Metadata-Version: 2.1
Name: info.gianlucacosta.jardinero
Version: 1.0.0
Summary: Extensible web application for exploring natural languages
Home-page: https://github.com/giancosta86/Jardinero
License: MIT
Keywords: dictionary,Wiktionary,wiki,pages,extract,terms,Python,TypeScript,React
Author: Gianluca Costa
Author-email: gianluca@gianlucacosta.info
Requires-Python: >=3.10,<4.0
Classifier: Development Status :: 5 - Production/Stable
Classifier: Environment :: Web Environment
Classifier: Intended Audience :: Developers
Classifier: License :: OSI Approved :: MIT License
Classifier: Operating System :: OS Independent
Classifier: Programming Language :: Python
Classifier: Programming Language :: Python :: 3
Classifier: Programming Language :: Python :: 3.10
Classifier: Topic :: Text Processing :: Linguistic
Requires-Dist: Flask (>=2.0.3,<3.0.0)
Requires-Dist: Flask-SocketIO (>=5.1.1,<6.0.0)
Requires-Dist: eventlet (>=0.33.0,<0.34.0)
Requires-Dist: info.gianlucacosta.wikiprism (>=1.0.0,<2.0.0)
Requires-Dist: requests (>=2.27.1,<3.0.0)
Project-URL: Documentation, https://github.com/giancosta86/Jardinero
Project-URL: Repository, https://github.com/giancosta86/Jardinero
Description-Content-Type: text/markdown

# Jardinero

_Extensible web application for exploring natural languages_

![Main page](https://github.com/giancosta86/jardinero/blob/main/screenshots/main.png)

## Introduction

_Natural languages_ are as _sublime_ as exquisite flowers in a garden - and from such a naturalistic simile stems the name of this web application: **Jardinero**, meaning _gardener_.

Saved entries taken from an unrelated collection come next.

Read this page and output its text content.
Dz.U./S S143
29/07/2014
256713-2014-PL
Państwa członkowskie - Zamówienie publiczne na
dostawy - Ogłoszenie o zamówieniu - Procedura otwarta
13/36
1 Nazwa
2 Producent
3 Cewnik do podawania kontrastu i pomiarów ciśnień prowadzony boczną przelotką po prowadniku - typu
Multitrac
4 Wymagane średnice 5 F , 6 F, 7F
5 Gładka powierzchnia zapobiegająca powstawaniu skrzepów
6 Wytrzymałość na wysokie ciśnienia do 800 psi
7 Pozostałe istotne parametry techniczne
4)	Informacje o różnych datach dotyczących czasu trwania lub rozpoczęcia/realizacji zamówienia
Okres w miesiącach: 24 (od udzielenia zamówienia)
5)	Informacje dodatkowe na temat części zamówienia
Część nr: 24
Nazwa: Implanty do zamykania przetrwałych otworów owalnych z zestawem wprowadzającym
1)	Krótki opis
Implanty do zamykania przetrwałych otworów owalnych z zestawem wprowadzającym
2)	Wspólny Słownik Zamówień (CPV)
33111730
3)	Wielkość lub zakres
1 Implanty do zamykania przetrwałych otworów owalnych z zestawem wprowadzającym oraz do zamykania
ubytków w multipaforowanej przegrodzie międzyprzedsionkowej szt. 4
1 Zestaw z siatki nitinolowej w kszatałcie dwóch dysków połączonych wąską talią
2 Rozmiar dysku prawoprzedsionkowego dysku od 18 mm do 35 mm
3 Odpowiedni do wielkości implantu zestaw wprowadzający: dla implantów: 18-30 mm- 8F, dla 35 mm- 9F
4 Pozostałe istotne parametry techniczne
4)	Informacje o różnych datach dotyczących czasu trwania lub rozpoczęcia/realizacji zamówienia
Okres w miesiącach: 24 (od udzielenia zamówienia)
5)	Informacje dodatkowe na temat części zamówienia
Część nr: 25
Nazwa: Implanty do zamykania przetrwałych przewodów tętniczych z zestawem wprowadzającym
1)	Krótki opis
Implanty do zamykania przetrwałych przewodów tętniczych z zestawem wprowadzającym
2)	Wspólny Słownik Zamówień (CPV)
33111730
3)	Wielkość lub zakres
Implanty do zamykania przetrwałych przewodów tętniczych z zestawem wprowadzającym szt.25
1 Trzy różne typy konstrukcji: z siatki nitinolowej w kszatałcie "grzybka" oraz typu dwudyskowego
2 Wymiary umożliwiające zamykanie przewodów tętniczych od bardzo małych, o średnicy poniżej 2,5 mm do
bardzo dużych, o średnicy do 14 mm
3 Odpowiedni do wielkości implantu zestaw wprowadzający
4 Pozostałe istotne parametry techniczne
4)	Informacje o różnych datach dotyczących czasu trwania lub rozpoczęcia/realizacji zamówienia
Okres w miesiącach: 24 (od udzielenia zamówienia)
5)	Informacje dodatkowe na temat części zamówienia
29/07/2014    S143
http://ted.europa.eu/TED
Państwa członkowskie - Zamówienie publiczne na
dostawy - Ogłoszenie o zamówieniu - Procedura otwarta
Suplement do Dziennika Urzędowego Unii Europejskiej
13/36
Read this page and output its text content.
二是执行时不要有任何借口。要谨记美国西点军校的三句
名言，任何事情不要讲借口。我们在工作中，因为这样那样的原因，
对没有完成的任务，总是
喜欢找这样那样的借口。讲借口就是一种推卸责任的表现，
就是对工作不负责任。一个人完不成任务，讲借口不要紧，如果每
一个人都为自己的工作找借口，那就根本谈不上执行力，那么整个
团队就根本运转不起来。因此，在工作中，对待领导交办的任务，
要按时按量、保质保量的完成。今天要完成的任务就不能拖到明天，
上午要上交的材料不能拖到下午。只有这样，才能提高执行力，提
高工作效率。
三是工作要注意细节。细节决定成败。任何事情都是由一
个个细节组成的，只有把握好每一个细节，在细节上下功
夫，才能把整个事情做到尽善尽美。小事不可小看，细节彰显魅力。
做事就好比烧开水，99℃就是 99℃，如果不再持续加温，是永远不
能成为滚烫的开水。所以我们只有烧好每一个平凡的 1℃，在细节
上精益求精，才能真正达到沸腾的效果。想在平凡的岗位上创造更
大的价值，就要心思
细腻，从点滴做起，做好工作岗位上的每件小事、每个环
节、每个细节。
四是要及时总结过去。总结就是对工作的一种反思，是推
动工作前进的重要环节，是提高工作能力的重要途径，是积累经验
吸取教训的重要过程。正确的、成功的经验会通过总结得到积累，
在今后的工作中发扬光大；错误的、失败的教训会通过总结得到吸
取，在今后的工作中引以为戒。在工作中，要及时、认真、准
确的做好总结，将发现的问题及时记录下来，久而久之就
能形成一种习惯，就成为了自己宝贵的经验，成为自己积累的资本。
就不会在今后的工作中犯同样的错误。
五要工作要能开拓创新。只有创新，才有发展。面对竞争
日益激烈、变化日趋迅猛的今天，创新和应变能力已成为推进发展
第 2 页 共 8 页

I definitely needed a tool to perform morphological analysis over the Spanish language - that is, I wanted to find an answer to questions like:

> Why some Spanish words end with -tad, whereas others end with -dad? What are the differences between them, in terms of both morphology and cardinality?

To solve this mystery - and several more - I decided to create Jardinero, a web application extracting my compact SQLite Spanish dictionary from **Wikcionario**, ready for custom SQL queries.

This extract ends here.